The Company and CKCC agree that if any indemnification or reimbursement sought pursuant to the first paragraph of this Schedule A is for any reason unavailable or insufficient to hold it harmless (except by reason of the negligence or willful misconduct of an Indemnified Party) then, whether or not CKCC is the person entitled to indemnification or reimbursement, the Company and CKCC shall contribute to the Liabilities for such indemnification or reimbursement is held unavailable in such proportion as a appropriate to reflect (a) the relative benefits to the Company on the one hand and CKCC on the other hand, in connection with the transaction to which such indemnification or reimbursement relates or (b) if the allocation provided by clause (a) above is not available, in such proportion as is appropriate to reflect not only the rel ative benefits referred to in such clause (a), but also the relative fault of the parties as well as any other relevant equitable considerations, provided, however, that in no event shall the amount to be contributed by CKCC exceed the fees actually received by CKCC under the Letter Agreement.
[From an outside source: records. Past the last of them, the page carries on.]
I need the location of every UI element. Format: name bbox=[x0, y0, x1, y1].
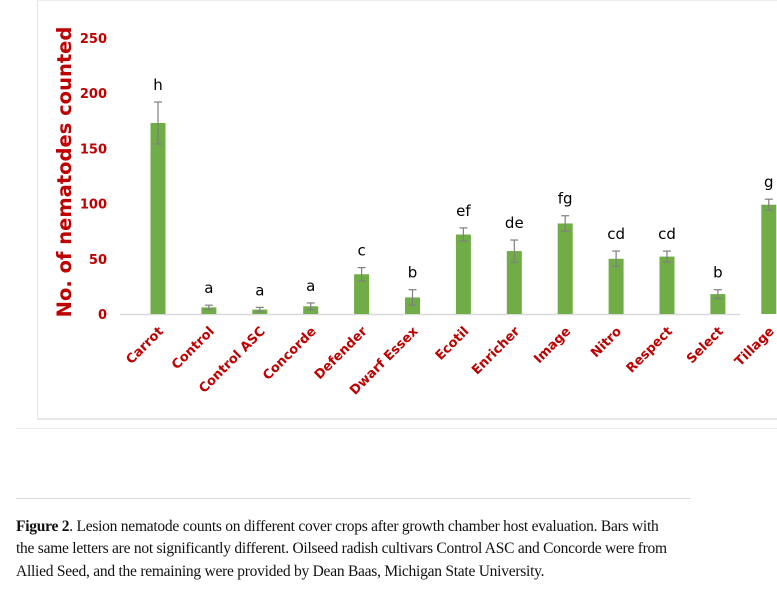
significance-letter: b bbox=[713, 264, 723, 282]
caption-label: Figure 2 bbox=[16, 518, 70, 535]
significance-letter: c bbox=[357, 242, 365, 260]
bar-defender bbox=[354, 274, 370, 314]
x-tick-label: Enricher bbox=[469, 324, 523, 378]
bar-control bbox=[201, 307, 217, 314]
significance-letter: de bbox=[505, 214, 524, 232]
error-bar bbox=[764, 198, 773, 211]
significance-letter: a bbox=[255, 281, 264, 299]
y-tick-label: 50 bbox=[89, 253, 107, 268]
bar-enricher bbox=[506, 251, 522, 314]
error-bar bbox=[663, 250, 671, 263]
significance-letter: b bbox=[408, 264, 418, 282]
error-bar bbox=[306, 302, 315, 311]
significance-letter: a bbox=[204, 279, 213, 297]
bar-nitro bbox=[608, 258, 624, 314]
x-tick-label: Select bbox=[684, 324, 727, 367]
y-tick-label: 200 bbox=[80, 87, 107, 102]
y-tick-label: 100 bbox=[80, 198, 107, 213]
error-bar bbox=[459, 227, 468, 242]
bar-chart: No. of nematodes counted 0 50 100 150 200 250… bbox=[53, 27, 777, 399]
bar-carrot bbox=[150, 123, 166, 315]
x-tick-label: Ecotil bbox=[433, 324, 472, 363]
error-bar bbox=[713, 289, 722, 300]
bar-ecotil bbox=[455, 234, 471, 314]
error-bar bbox=[204, 304, 213, 311]
x-tick-label: Carrot bbox=[123, 324, 166, 367]
significance-letter: a bbox=[306, 277, 315, 295]
chart-frame bbox=[37, 0, 777, 420]
error-bar bbox=[612, 250, 621, 268]
error-bar bbox=[510, 239, 519, 263]
x-tick-label: Concorde bbox=[260, 324, 319, 383]
x-tick-label: Respect bbox=[624, 324, 676, 376]
bar-image bbox=[557, 223, 573, 314]
y-axis-label: No. of nematodes counted bbox=[53, 27, 76, 318]
significance-letter: fg bbox=[558, 190, 573, 208]
y-tick-label: 250 bbox=[80, 32, 107, 47]
divider-top bbox=[16, 428, 777, 429]
x-tick-label: Control bbox=[169, 324, 218, 373]
caption-text: . Lesion nematode counts on different co… bbox=[16, 518, 667, 580]
significance-letter: cd bbox=[658, 225, 676, 243]
error-bar bbox=[154, 101, 162, 145]
y-tick-label: 0 bbox=[98, 308, 107, 323]
x-tick-label: Image bbox=[531, 324, 574, 367]
error-bar bbox=[408, 289, 417, 306]
divider-bottom bbox=[16, 498, 691, 499]
error-bar bbox=[561, 215, 570, 232]
error-bar bbox=[255, 306, 264, 313]
significance-letter: cd bbox=[607, 225, 625, 243]
bar-tillage bbox=[761, 204, 777, 314]
error-bar bbox=[357, 267, 366, 282]
y-tick-label: 150 bbox=[80, 142, 107, 157]
bar-respect bbox=[659, 256, 675, 314]
x-tick-label: Tillage bbox=[732, 324, 777, 369]
x-tick-label: Nitro bbox=[588, 324, 625, 361]
figure-caption: Figure 2. Lesion nematode counts on diff… bbox=[16, 516, 676, 583]
significance-letter: ef bbox=[456, 202, 471, 220]
significance-letter: h bbox=[153, 76, 163, 94]
significance-letter: g bbox=[764, 173, 774, 191]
The Company agrees that, for the purpose of this paragraph, the relative benefits to the Company and CKCC of the contemplated transaction (whether or not such transaction is consummated) shall be deemed to be in the same proportion that the aggregate consideration payable, exchangeable of transferable (or contemplated to be payable, exchangeable or transferable) in such transaction bears to the fees paid or payable to CKCC as financial advisor under the Letter Agreement.

The rights of the Indemnified Parties referred to above shall be in addition to any rights that any Indemnified Party may otherwise have.